The conventional wisdom is that ROI drives sales. It's a variation of the old saw that buying events occur because of greed or fear. Since 1945, the assumption for consumer purchases has been that everyone wants more stuff. The "solution" to "recessions" is to get people to buy more stuff so that the "economy" improves. The purpose of mass market advertising morphed from informing consumers about the stuff available to creating a new needs for more new stuff.
But quietly a different reality has been growing. Now, as the funny money world of the most recent bubble is disappearing, that different reality is turning into an effective market, at least in the North - USA/Europe/Japan. Below are some excerpts from a
blog out of the Harvard Business School. It's worth the click.

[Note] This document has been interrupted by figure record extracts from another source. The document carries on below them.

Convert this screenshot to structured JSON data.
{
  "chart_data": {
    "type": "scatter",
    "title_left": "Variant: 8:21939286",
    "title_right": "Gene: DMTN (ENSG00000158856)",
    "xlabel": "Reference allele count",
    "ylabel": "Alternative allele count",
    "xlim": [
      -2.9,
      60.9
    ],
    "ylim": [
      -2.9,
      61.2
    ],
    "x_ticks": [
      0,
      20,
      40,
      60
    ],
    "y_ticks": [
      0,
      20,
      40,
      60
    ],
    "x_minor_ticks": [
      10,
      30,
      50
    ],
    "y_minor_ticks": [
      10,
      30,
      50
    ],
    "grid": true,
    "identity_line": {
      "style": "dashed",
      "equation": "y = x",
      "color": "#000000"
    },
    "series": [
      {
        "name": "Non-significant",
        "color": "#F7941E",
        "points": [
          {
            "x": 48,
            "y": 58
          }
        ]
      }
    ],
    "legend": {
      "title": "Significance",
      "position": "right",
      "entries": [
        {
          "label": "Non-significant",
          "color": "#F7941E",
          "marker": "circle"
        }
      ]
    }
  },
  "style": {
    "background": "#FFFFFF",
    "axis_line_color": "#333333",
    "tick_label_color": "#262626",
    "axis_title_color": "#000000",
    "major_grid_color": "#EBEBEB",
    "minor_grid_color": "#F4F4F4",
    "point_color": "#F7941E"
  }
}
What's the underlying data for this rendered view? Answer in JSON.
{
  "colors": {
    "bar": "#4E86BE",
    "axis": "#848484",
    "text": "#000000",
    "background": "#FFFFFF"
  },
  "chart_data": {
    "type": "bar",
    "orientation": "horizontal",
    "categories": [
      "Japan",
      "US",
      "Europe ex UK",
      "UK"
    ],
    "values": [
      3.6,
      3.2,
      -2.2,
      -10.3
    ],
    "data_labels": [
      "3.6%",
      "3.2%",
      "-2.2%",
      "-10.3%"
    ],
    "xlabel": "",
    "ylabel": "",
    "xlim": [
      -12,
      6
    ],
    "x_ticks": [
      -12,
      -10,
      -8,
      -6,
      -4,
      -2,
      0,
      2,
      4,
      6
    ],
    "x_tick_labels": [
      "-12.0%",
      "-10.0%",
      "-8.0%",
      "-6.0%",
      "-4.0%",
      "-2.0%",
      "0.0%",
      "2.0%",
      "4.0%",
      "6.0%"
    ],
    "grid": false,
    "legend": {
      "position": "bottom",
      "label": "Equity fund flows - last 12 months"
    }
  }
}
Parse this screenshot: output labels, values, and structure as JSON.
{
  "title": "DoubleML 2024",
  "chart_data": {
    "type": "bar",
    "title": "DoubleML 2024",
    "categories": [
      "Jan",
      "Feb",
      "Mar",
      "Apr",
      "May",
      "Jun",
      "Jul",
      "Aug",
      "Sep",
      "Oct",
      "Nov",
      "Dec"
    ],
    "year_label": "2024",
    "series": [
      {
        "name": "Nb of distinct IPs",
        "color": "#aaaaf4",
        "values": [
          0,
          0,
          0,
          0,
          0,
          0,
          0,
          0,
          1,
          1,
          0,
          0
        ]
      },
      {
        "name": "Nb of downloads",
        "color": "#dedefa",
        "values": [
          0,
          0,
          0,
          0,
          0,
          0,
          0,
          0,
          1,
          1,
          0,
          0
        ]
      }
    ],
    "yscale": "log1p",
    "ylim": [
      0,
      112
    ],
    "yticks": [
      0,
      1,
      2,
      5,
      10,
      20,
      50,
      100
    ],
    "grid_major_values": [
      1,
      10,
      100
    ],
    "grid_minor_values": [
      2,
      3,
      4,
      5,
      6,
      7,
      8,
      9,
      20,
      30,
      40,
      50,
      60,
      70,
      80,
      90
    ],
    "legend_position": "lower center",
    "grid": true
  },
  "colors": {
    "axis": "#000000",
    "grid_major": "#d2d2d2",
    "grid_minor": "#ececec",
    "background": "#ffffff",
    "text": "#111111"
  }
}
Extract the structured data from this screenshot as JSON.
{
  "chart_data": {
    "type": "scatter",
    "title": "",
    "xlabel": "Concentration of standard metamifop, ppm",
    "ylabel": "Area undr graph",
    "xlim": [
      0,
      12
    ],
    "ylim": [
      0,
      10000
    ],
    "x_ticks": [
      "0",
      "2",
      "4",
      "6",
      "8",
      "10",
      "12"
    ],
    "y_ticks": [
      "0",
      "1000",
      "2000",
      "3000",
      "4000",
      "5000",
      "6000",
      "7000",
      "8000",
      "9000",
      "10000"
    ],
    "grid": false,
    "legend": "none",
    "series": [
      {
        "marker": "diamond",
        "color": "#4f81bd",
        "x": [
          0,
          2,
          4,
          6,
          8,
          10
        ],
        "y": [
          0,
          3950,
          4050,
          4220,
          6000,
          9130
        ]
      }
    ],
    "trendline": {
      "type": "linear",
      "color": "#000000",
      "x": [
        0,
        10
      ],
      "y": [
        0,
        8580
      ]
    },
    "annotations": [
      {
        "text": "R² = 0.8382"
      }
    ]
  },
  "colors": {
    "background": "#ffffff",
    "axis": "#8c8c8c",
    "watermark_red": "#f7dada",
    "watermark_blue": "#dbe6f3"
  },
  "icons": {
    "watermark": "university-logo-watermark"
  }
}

How Recession Will Accelerate Consumer Downsizing - John Quelch: "Watch out for a new brand of consumer in 2008: the middle-aged Simplifier. She finds herself surrounded by too much stuff acquired. She is increasingly skeptical in the face of a financial meltdown that it was all worth the effort. Out will go luxury purchases, conspicuous consumption, and a trophy culture. Tomorrow's consumer will buy more ephemeral, less cluttering stuff: fleeting, but expensive, experiences, not heavy goods for the home."
I would suggest that it's not only the "middle-aged Simplifier". In a world that already has enough stuff, the underlying reality is becoming more clear. The truly limited resource is time.
It's a natural evolution of the forces of automation that were unleashed by the industrial revolution. In the physical world, that automation keeps allowing us to make more stuff in less time. In the cognitive world of communication, that automation keeps allowing us to get more information in less time.
"Less time" to produce x amount of stuff, is the result of more efficient human intervention. Increasing efficiency of human intervention is the result of using the time that people invested in creating labor saving technology. Stuff that is produced faster, better, cheaper becomes a commodity. And that's the good news!
But there is also bad news. As less people are needed to produce the same amount of stuff, old jobs start to disappear. When stuff that was hard to produce becomes easy to produce, it has less value in the market. Companies that make and sell stuff have to quickly become as efficient as possible to maintain profit margins. They have to find new stuff to make cheaper, better, faster and they have to find new markets filled with people who want to pay them for it.
That's the problem for printers.
The mechanisms of the problems created by automation is obscured by focusing on ROI. If you can't clarify the proximate mechanisms, it's almost impossible to identify the right things not to do. I say "not to do" because the essence of effective strategy is to waste as little time as possible. There are a gezillion things that a business manager could do. Vendors are producing a huge number of options. The internet has so speeded up the exchange and availability of ideas, that it has become reasonable to say, there are no unique ideas.
The "I" in ROI is a stand in for "money." ROI is a stand in for "profit." Every business is in the same business - making a profit. The stuff being sold is just a way to do it. The problem with ROI is that while it makes sense in the some time horizon - the quarterly report, pay day or the end of the month - it is not present now. Decisions have to be made now. Plus getting to ROI requires many things that are not controllable now.
What is needed is a proximate indicator to inform minute by minute decision making. Dr. Joe Webb coined ROT, return on time that helps.
Here's how why it works. As everyone goes through the day, they are answering an implicit question "Is it worth doing?" In business, step one is to make that implicit question, explicit.
But, when sales people ask the question, "worth" means how much money am I going to make. Unfortunately, unless you get paid by the hour, that question is impossible to answer with certainty. Often impossible answer yield blah, blah, instead of evidence based decision making information.
Will time invested in a relationship with a customer turn into money? No way to be sure, unless you are at the purchasing stage. Prospecting, relationship building, "educating" are necessary, but not sufficient, to get to money for the sales person. For the firm, it's much more complicated. There are many intervening steps from purchasing to payment. If the focus is the life time value of the customer, as opposed to one purchase, it's even worse.
ROT is one approach out of this mess. It's still qualitative. In some organizations it's more quantitative. But in any case, it supplies a pretty good rule of thumb. Does that sales meeting on Thursday morning have a high ROT or a low ROT? Does chasing down an estimate have high or low ROT? Does following a job through the plant, sending out proofs, or going over the billing have High or Low ROT?
Once a salesperson sees that the sales process is first identifying suspects. Then moving those suspects into the prospect bin, then the customer bin, then the client bin, it's a lot easier to answer "Is the time I'm investing worth it." "It" becomes a clear indicator that every potential client is moved one step up the ladder.
The decision making rule then becomes "If the ROT of a customer exchange is below a certain point, don't do it." If it seems a "necessary" part of the sales process, make sure it really is. The best way to get a high ROT is to eliminate anything that is low ROT. If you can't eliminate it, at least automate it. If you can't automate, at least figure out a way to do it faster, better, cheaper.